Biwater International Limited provides large-scale water and wastewater treatment solutions. It has completed over 25,000 projects in over 90 countries, being headquartered in Surrey, England.
Adrian White, CBE, founded Biwater in 1968, and is the Executive Chairman. White is also the founder of British Water, the United Kingdom's Water Trade Association.

==History==
Biwater was established in 1968 as Biwater Treatment Company in Beckenham, Kent, UK, by Adrian White with an authorised share capital of £100. The name 'Biwater' was derived from the idea of working with 'two waters', the treatment of wastewater and the provision of clean drinking water.

In 1971, Biwater set up its global headquarters in Dorking, Surrey.

In the early 1970s, Biwater identified the need to develop scalable water and wastewater treatment plants.

After a number of acquisitions in 1986, Biwater developed a collective brand identity and launched the Biwater fish logo.

==Solutions==
Biwater has designed and constructed water and wastewater treatment plants, provided consultancy services and run water systems for people in over 90 countries. Since starting in the United Kingdom in 1968, the company has completed many diverse projects, from a piped water supply to 4.2 million inhabitants in Malaysia, to constructing sewage treatment works for Abu Dhabi, to purchasing water companies in China.

==Locations==

===Americas===
In the 1960s Biwater began working in the Americas, initially securing a number of equipment supply contracts. The company's first regional turnkey project was the ‘Northern Range Valleys Water Supply Scheme’ in Trinidad and Tobago. They constructed three treatment plants to provide drinking water to hillside communities.

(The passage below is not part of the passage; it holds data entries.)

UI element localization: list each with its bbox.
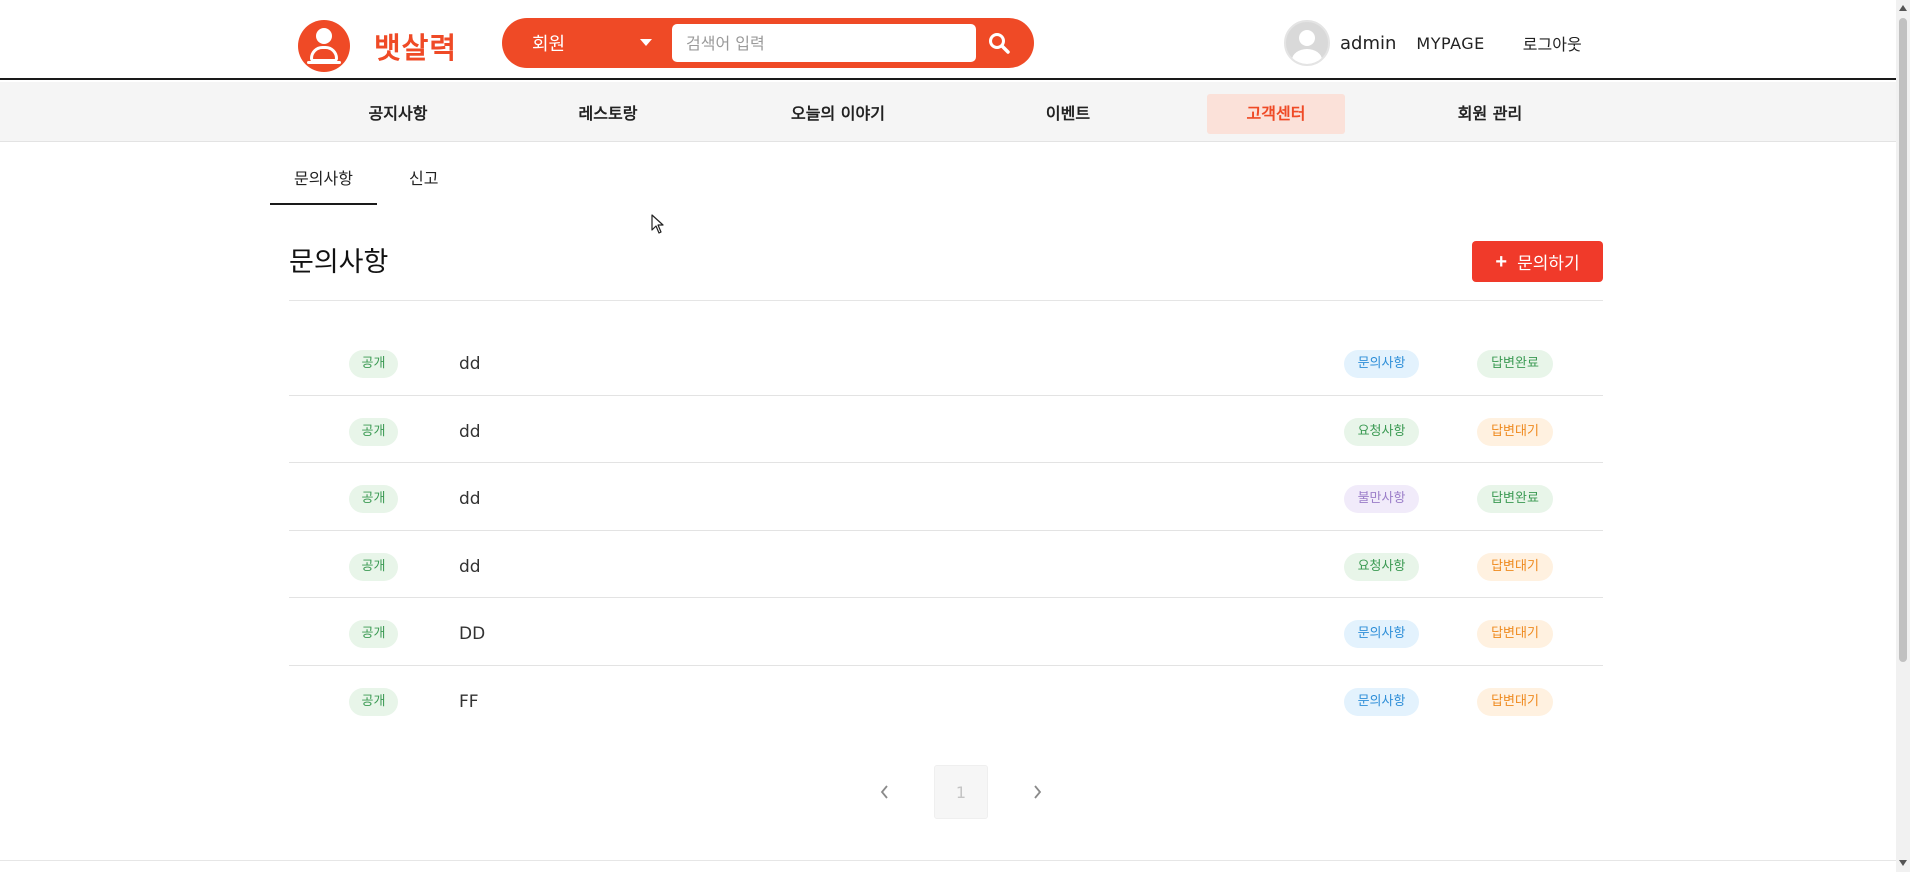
chevron-down-icon — [640, 39, 652, 46]
mypage-link[interactable]: MYPAGE — [1416, 34, 1484, 53]
prev-page-button[interactable] — [870, 777, 900, 807]
category-badge: 문의사항 — [1344, 350, 1419, 378]
list-item[interactable]: 공개 dd 문의사항 답변완료 — [289, 328, 1603, 396]
tab-inquiry[interactable]: 문의사항 — [270, 160, 377, 205]
scroll-up-icon[interactable] — [1899, 5, 1907, 11]
inquiry-list: 공개 dd 문의사항 답변완료 공개 dd 요청사항 답변대기 공개 dd 불만… — [289, 328, 1603, 734]
footer-divider — [0, 860, 1896, 861]
ask-button-label: 문의하기 — [1517, 254, 1580, 273]
status-badge: 답변대기 — [1477, 417, 1553, 446]
ask-button[interactable]: + 문의하기 — [1472, 241, 1603, 282]
nav-item-event[interactable]: 이벤트 — [1018, 94, 1118, 134]
search-category-value: 회원 — [532, 34, 566, 55]
category-badge: 문의사항 — [1344, 620, 1419, 649]
header: 뱃살력 회원 admin MYPAGE 로그아웃 — [0, 0, 1896, 80]
vertical-scrollbar[interactable] — [1896, 0, 1910, 872]
next-page-button[interactable] — [1022, 777, 1052, 807]
nav-item-todays-story[interactable]: 오늘의 이야기 — [770, 94, 906, 134]
search-icon — [989, 33, 1010, 54]
visibility-badge: 공개 — [349, 687, 398, 716]
inquiry-title[interactable]: dd — [459, 553, 481, 581]
plus-icon: + — [1495, 250, 1508, 273]
user-menu: admin MYPAGE 로그아웃 — [1284, 20, 1582, 66]
status-badge: 답변대기 — [1477, 687, 1553, 716]
divider — [289, 300, 1603, 301]
category-badge: 요청사항 — [1344, 417, 1419, 446]
status-badge: 답변완료 — [1477, 350, 1553, 378]
user-avatar-icon[interactable] — [1284, 20, 1330, 66]
nav-item-notice[interactable]: 공지사항 — [348, 94, 448, 134]
inquiry-title[interactable]: FF — [459, 688, 479, 716]
list-item[interactable]: 공개 dd 요청사항 답변대기 — [289, 531, 1603, 599]
scrollbar-thumb[interactable] — [1899, 18, 1907, 662]
visibility-badge: 공개 — [349, 485, 398, 514]
page-title: 문의사항 — [289, 247, 389, 278]
main-nav: 공지사항 레스토랑 오늘의 이야기 이벤트 고객센터 회원 관리 — [0, 82, 1896, 142]
inquiry-title[interactable]: dd — [459, 418, 481, 446]
chef-logo-icon — [298, 20, 350, 72]
logout-link[interactable]: 로그아웃 — [1523, 31, 1582, 55]
search-button[interactable] — [984, 18, 1018, 68]
status-badge: 답변대기 — [1477, 552, 1553, 581]
status-badge: 답변완료 — [1477, 485, 1553, 514]
category-badge: 문의사항 — [1344, 687, 1419, 716]
chevron-left-icon — [880, 785, 888, 799]
nav-item-member-management[interactable]: 회원 관리 — [1440, 94, 1540, 134]
inquiry-title[interactable]: dd — [459, 485, 481, 513]
logo-text: 뱃살력 — [374, 31, 458, 65]
inquiry-title[interactable]: dd — [459, 350, 481, 378]
scroll-down-icon[interactable] — [1899, 860, 1907, 866]
sub-tabs: 문의사항 신고 — [270, 160, 456, 205]
category-badge: 요청사항 — [1344, 552, 1419, 581]
list-item[interactable]: 공개 dd 불만사항 답변완료 — [289, 463, 1603, 531]
list-item[interactable]: 공개 dd 요청사항 답변대기 — [289, 396, 1603, 464]
inquiry-title[interactable]: DD — [459, 620, 485, 648]
list-item[interactable]: 공개 FF 문의사항 답변대기 — [289, 666, 1603, 734]
search-bar: 회원 — [502, 18, 1034, 68]
visibility-badge: 공개 — [349, 620, 398, 649]
mouse-cursor-icon — [651, 214, 664, 234]
page-number-current[interactable]: 1 — [934, 765, 988, 819]
nav-item-customer-center[interactable]: 고객센터 — [1207, 94, 1345, 134]
category-badge: 불만사항 — [1344, 485, 1419, 514]
tab-report[interactable]: 신고 — [391, 160, 456, 205]
status-badge: 답변대기 — [1477, 620, 1553, 649]
logo[interactable]: 뱃살력 — [298, 20, 457, 72]
chevron-right-icon — [1034, 785, 1042, 799]
pagination: 1 — [870, 765, 1052, 819]
username: admin — [1340, 32, 1397, 54]
visibility-badge: 공개 — [349, 350, 398, 378]
search-category-select[interactable]: 회원 — [532, 18, 652, 68]
list-item[interactable]: 공개 DD 문의사항 답변대기 — [289, 598, 1603, 666]
search-input[interactable] — [672, 24, 976, 62]
visibility-badge: 공개 — [349, 417, 398, 446]
page: 뱃살력 회원 admin MYPAGE 로그아웃 공지사항 레스토랑 — [0, 0, 1910, 872]
nav-item-restaurant[interactable]: 레스토랑 — [558, 94, 658, 134]
visibility-badge: 공개 — [349, 552, 398, 581]
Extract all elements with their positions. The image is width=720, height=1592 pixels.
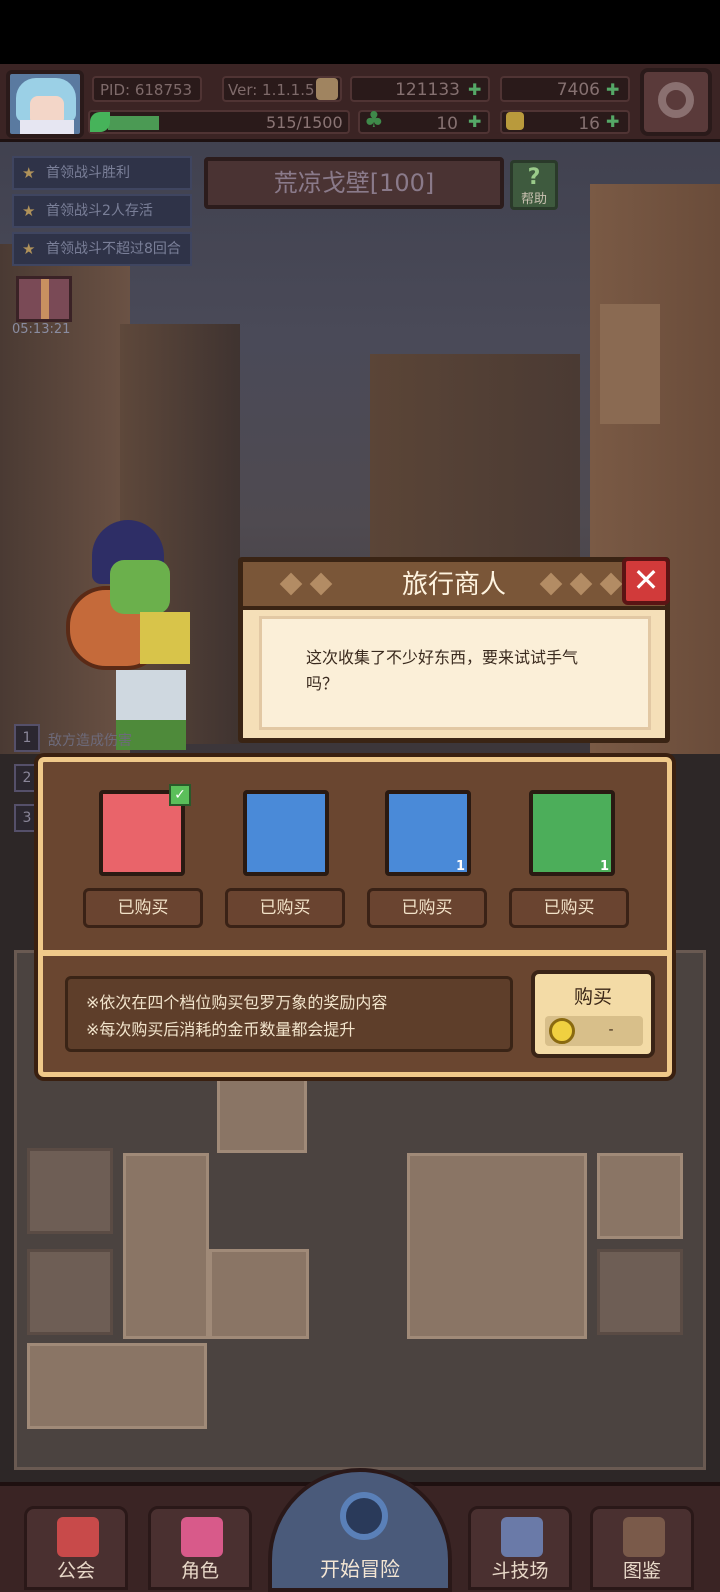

The Group established a "Desalination and Membrane Treatment Centre of Excellence" (Biwater Inc.) in the United States following the acquisition of Advanced Environmental Water Treatment in 2005.

===Middle East===
Biwater have delivered a number of strategic turnkey projects across the Middle East, including the Abu Dhabi Sewage Treatment Build, Own, Operate, Transfer (BOOT) contract and Mafraq Wastewater Treatment Works in the United Emirates.

In Saudi Arabia, the Biwater's Buwayb Desalination Plant was the world's largest desalination plant at the time of commissioning. Another significant Biwater plant in the Kingdom was the Jeddah Water Reuse Facility, which was one of the first water reuse plants in the country.

===Africa===
Some of Biwater's earliest international contracts were secured in Africa in the 1960s, Over the years, he secured large turnkey design-build projects for capital cities, ongoing ownership and operation contracts, and extensive rural water supply schemes.

===Asia Pacific===
Biwater's flagship projects in the region include the Malaysian Rural Water Supply Scheme encompassing 134 individual water supply projects, Batam Island 230 MLD Water Supply Concession in Indonesia, Yen So Park 200 MLD Wastewater Treatment Plant in Vietnam, Changi 228 MLD NEWater Plant in Singapore and Stonecutters Island Sewage Treatment Works (HATS Stage 2A) with ultimate capacity of 2,400 MLD in Hong Kong.

==BBC Documentary==
The BBC has produced a documentary piece about Biwater as part of a UK export series showcasing the best of British businesses operating globally. It discusses the insufficient amount of access to clean water around the world and how they are addressing this problem.